Zoals je misschien al geraden hebt, was het echte doel van het experiment niet om het gezichtsvermogen te testen. De onderzoekers creëerden een situatie waarin de twee belangrijkste variabelen, opwinding en de emotionele verklaring voor die opwinding, aanwezig of afwezig waren, en testten vervolgens welke emoties mensen ervoeren. De deelnemers aan het experiment kregen eigenlijk geen injectie met de vitamine. In plaats daarvan werd de opwindingsvariabele op de volgende manier gemanipuleerd: Sommige deelnemers aan het experiment kregen een dosis epinefrine, een medicijn. Wat opwinding veroorzaakt (verhoogde lichaamstemperatuur en verhoogde ademhaling), en sommige deelnemers kregen een placebo ingespoten, die geen fysiologische effecten had.

Stel je nu voor hoe je je zou voelen als je een dosis epinefrine zou krijgen: toen je begon met het lezen van de vragenlijst, voelde je je opgewonden (merk op dat de onderzoeker je niet vertelde dat het epinefrine was, dus je begrijpt niet dat het het medicijn is dat je zo opgewonden). De tweede deelnemer aan het experiment - eigenlijk de assistent van de onderzoeker - reageert woedend op de vragenlijst. Je zult eerder concluderen dat je geagiteerd bent omdat je ook boos bent. Je werd geplaatst in de omstandigheden die Schechter nodig achtte voor het ervaren van emoties - je bent opgewonden, je hebt een redelijke verklaring gezocht en gevonden voor je opwinding in deze situatie. En daardoor word je ook woedend. Dit is precies wat er in werkelijkheid gebeurde - de deelnemers die epinefrine kregen, reageerden met meer woede dan de proefpersonen die de placebo-dosis kregen.

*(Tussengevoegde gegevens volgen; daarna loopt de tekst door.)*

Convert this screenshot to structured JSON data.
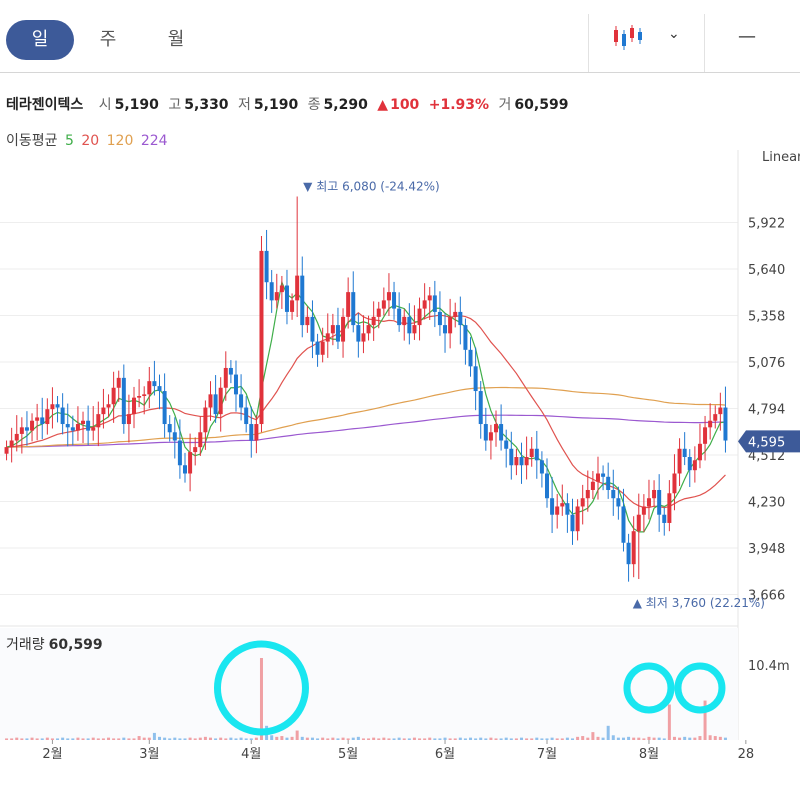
{
  "tabs": [
    {
      "label": "일"
    },
    {
      "label": "주"
    },
    {
      "label": "월"
    }
  ],
  "toolbar": {
    "chart_type_icon": "candlestick-icon",
    "dropdown_icon": "chevron-down-icon",
    "minimize_icon": "minus-icon"
  },
  "stock": {
    "name": "테라젠이텍스",
    "open_label": "시",
    "open": "5,190",
    "high_label": "고",
    "high": "5,330",
    "low_label": "저",
    "low": "5,190",
    "close_label": "종",
    "close": "5,290",
    "change_arrow": "▲",
    "change": "100",
    "change_pct": "+1.93%",
    "volume_label": "거",
    "volume": "60,599"
  },
  "ma_legend": {
    "label": "이동평균",
    "items": [
      {
        "period": "5",
        "color": "#3fae49"
      },
      {
        "period": "20",
        "color": "#e0534f"
      },
      {
        "period": "120",
        "color": "#e0a050"
      },
      {
        "period": "224",
        "color": "#9b59d0"
      }
    ]
  },
  "scale_type": "Linear",
  "volume_panel": {
    "label": "거래량",
    "value": "60,599",
    "max_label": "10.4m"
  },
  "colors": {
    "up": "#e0323b",
    "down": "#1f78d1",
    "current_badge": "#3d5a99",
    "highlight_circle": "#19e6f0"
  },
  "chart_data": {
    "type": "candlestick",
    "ylim": [
      3560,
      6180
    ],
    "y_ticks": [
      "5,922",
      "5,640",
      "5,358",
      "5,076",
      "4,794",
      "4,512",
      "4,230",
      "3,948",
      "3,666"
    ],
    "y_tick_values": [
      5922,
      5640,
      5358,
      5076,
      4794,
      4512,
      4230,
      3948,
      3666
    ],
    "x_ticks": [
      "2월",
      "3월",
      "4월",
      "5월",
      "6월",
      "7월",
      "8월",
      "28"
    ],
    "x_tick_index": [
      9,
      28,
      48,
      67,
      86,
      106,
      126,
      145
    ],
    "current_price_label": "4,595",
    "current_price": 4595,
    "max_annotation": {
      "label": "최고",
      "value": "6,080",
      "pct": "(-24.42%)",
      "price": 6080,
      "index": 57,
      "arrow": "▼"
    },
    "min_annotation": {
      "label": "최저",
      "value": "3,760",
      "pct": "(22.21%)",
      "price": 3760,
      "index": 124,
      "arrow": "▲"
    },
    "close": [
      4560,
      4600,
      4640,
      4680,
      4660,
      4720,
      4740,
      4700,
      4790,
      4820,
      4800,
      4700,
      4680,
      4660,
      4700,
      4720,
      4660,
      4680,
      4760,
      4800,
      4820,
      4920,
      4980,
      4700,
      4760,
      4860,
      4870,
      4880,
      4960,
      4930,
      4900,
      4700,
      4650,
      4600,
      4450,
      4400,
      4530,
      4560,
      4650,
      4800,
      4880,
      4760,
      4920,
      5040,
      5000,
      4880,
      4800,
      4700,
      4600,
      4700,
      5750,
      5560,
      5450,
      5500,
      5540,
      5380,
      5450,
      5600,
      5300,
      5350,
      5200,
      5120,
      5200,
      5250,
      5300,
      5200,
      5350,
      5500,
      5300,
      5200,
      5250,
      5300,
      5350,
      5400,
      5450,
      5500,
      5400,
      5300,
      5350,
      5250,
      5300,
      5400,
      5450,
      5480,
      5380,
      5300,
      5250,
      5350,
      5380,
      5300,
      5150,
      5050,
      4900,
      4700,
      4600,
      4650,
      4700,
      4600,
      4550,
      4450,
      4500,
      4450,
      4500,
      4550,
      4480,
      4400,
      4250,
      4150,
      4200,
      4220,
      4150,
      4050,
      4200,
      4250,
      4300,
      4350,
      4400,
      4380,
      4300,
      4250,
      4200,
      3980,
      3850,
      4050,
      4150,
      4200,
      4250,
      4300,
      4150,
      4100,
      4280,
      4400,
      4550,
      4500,
      4420,
      4480,
      4580,
      4680,
      4720,
      4760,
      4800,
      4600
    ],
    "volume": [
      0.2,
      0.2,
      0.3,
      0.2,
      0.2,
      0.3,
      0.2,
      0.2,
      0.3,
      0.2,
      0.2,
      0.3,
      0.2,
      0.2,
      0.3,
      0.2,
      0.2,
      0.3,
      0.2,
      0.2,
      0.3,
      0.2,
      0.2,
      0.3,
      0.2,
      0.2,
      0.5,
      0.3,
      0.3,
      0.9,
      0.4,
      0.3,
      0.2,
      0.3,
      0.2,
      0.2,
      0.3,
      0.2,
      0.3,
      0.4,
      0.3,
      0.2,
      0.3,
      0.2,
      0.3,
      0.2,
      0.3,
      0.2,
      0.2,
      0.3,
      10.4,
      1.8,
      0.6,
      0.4,
      0.5,
      0.3,
      0.4,
      1.2,
      0.4,
      0.3,
      0.3,
      0.2,
      0.3,
      0.2,
      0.3,
      0.2,
      0.3,
      0.2,
      0.3,
      0.4,
      0.2,
      0.2,
      0.3,
      0.2,
      0.3,
      0.2,
      0.2,
      0.3,
      0.2,
      0.2,
      0.3,
      0.2,
      0.2,
      0.3,
      0.2,
      0.2,
      0.3,
      0.2,
      0.2,
      0.3,
      0.2,
      0.3,
      0.2,
      0.3,
      0.2,
      0.3,
      0.2,
      0.2,
      0.3,
      0.2,
      0.2,
      0.3,
      0.2,
      0.2,
      0.3,
      0.2,
      0.2,
      0.3,
      0.2,
      0.2,
      0.3,
      0.2,
      0.4,
      0.5,
      0.3,
      1.0,
      0.4,
      0.3,
      1.8,
      0.6,
      0.3,
      0.3,
      0.4,
      0.3,
      0.3,
      0.2,
      0.4,
      0.3,
      0.3,
      0.2,
      4.5,
      0.4,
      0.3,
      0.4,
      0.3,
      0.3,
      0.5,
      5.0,
      0.6,
      0.5,
      0.4,
      0.3,
      0.6,
      0.5,
      0.6,
      0.4
    ]
  }
}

De meest interessante conclusie van Schechters theorie is dat de emoties van mensen enigszins willekeurig zijn, afhankelijk van de meest waarschijnlijke verklaring voor opwinding. Schechter en Singer hebben dit idee vanuit twee invalshoeken getest. Ten eerste toonden ze aan dat ze konden voorkomen dat mensen opflakkeren door rationeel de reden voor hun opwinding uit te leggen. Sommige deelnemers aan het experiment die een dosis epinefrine kregen, kregen van de onderzoekers te horen dat het medicijn hun hartslag zou verhogen, dat hun gezicht warm en rood zou zijn en dat hun handen licht zouden gaan trillen. Toen mensen zich daadwerkelijk zo begonnen te voelen, concludeerden ze niet dat ze boos waren, maar schreven ze hun gevoelens toe aan de werking van het medicijn. Als gevolg hiervan reageerden deze deelnemers aan het experiment niet boos op de vragenlijst.

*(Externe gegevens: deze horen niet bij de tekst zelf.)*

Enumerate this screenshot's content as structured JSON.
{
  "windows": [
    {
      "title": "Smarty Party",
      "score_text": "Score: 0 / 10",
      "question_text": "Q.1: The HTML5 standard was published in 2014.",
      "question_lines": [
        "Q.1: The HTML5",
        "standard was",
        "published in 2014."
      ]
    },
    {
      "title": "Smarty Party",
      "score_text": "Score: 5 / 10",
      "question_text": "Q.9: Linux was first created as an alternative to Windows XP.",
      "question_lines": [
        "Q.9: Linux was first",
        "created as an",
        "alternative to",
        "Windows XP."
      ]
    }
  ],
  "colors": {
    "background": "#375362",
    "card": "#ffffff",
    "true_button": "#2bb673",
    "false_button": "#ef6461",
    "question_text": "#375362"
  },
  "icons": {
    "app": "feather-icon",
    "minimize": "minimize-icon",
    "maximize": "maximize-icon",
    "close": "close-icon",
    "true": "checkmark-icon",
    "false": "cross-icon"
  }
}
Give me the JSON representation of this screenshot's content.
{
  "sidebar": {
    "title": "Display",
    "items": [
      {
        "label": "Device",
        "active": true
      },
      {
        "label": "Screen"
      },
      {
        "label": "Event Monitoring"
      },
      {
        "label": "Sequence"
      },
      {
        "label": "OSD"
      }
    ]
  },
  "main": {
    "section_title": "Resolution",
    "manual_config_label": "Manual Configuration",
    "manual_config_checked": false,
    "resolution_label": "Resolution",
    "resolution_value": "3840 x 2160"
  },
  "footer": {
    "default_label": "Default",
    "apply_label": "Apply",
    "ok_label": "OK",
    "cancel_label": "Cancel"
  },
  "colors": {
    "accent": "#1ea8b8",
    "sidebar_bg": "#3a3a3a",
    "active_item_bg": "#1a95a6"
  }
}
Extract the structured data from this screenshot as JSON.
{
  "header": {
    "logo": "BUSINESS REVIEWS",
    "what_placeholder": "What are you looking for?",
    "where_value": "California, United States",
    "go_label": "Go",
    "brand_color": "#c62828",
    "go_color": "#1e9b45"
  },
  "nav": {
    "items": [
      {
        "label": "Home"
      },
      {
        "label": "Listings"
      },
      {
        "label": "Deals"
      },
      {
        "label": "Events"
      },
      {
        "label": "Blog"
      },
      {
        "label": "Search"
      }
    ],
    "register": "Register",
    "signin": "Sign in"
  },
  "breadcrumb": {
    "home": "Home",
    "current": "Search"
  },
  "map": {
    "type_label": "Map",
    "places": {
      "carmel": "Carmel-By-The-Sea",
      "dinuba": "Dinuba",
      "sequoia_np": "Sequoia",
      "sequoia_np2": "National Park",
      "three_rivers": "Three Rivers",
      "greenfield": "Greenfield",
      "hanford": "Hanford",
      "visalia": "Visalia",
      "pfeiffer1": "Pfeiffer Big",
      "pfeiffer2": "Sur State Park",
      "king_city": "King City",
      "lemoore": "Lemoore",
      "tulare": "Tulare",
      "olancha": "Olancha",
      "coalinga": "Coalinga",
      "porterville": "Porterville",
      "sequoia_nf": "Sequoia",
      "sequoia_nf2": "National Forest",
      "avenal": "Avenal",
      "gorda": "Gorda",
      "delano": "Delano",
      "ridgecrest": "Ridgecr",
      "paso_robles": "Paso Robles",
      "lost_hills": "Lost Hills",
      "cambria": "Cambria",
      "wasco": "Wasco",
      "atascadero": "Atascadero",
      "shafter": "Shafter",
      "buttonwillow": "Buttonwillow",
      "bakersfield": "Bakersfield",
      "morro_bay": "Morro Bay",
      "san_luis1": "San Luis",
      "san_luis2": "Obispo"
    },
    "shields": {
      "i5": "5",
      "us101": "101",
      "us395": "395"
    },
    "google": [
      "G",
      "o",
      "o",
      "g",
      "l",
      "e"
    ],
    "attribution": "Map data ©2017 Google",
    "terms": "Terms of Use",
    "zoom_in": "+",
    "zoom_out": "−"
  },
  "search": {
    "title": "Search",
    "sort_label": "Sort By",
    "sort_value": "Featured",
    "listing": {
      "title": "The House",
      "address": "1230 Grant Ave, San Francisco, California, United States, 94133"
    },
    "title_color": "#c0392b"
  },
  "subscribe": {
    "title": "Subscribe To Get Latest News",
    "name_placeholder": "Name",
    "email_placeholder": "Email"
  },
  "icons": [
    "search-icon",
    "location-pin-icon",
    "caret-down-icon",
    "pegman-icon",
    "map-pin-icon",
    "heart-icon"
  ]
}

Nog welsprekender toonden Schechter en Singer aan dat ze proefpersonen totaal andere emoties konden laten ervaren als ze de meest waarschijnlijke verklaring voor hun opwinding zouden veranderen. In andere omstandigheden ontvingen de deelnemers aan het experiment geen vragenlijst met aanstootgevende vragen en zagen ze de assistent van de onderzoeker niet boos. In plaats daarvan deed de assistent van de onderzoeker alsof hij overweldigd was door onredelijke vreugde en gedroeg hij zich zorgeloos, hij speelde basketbal met papierpellets, maakte papieren vliegtuigjes en lanceerde ze in de lucht, draaide de hoelahoep die hij in de hoek vond. Hoe reageerden de echte deelnemers aan het experiment? Als ze een dosis epinefrine kregen, maar niets wisten van de effecten, concludeerden ze dat ze zich gelukkig en zorgeloos voelden en in sommige gevallen zelfs meededen aan een geïmproviseerd spel.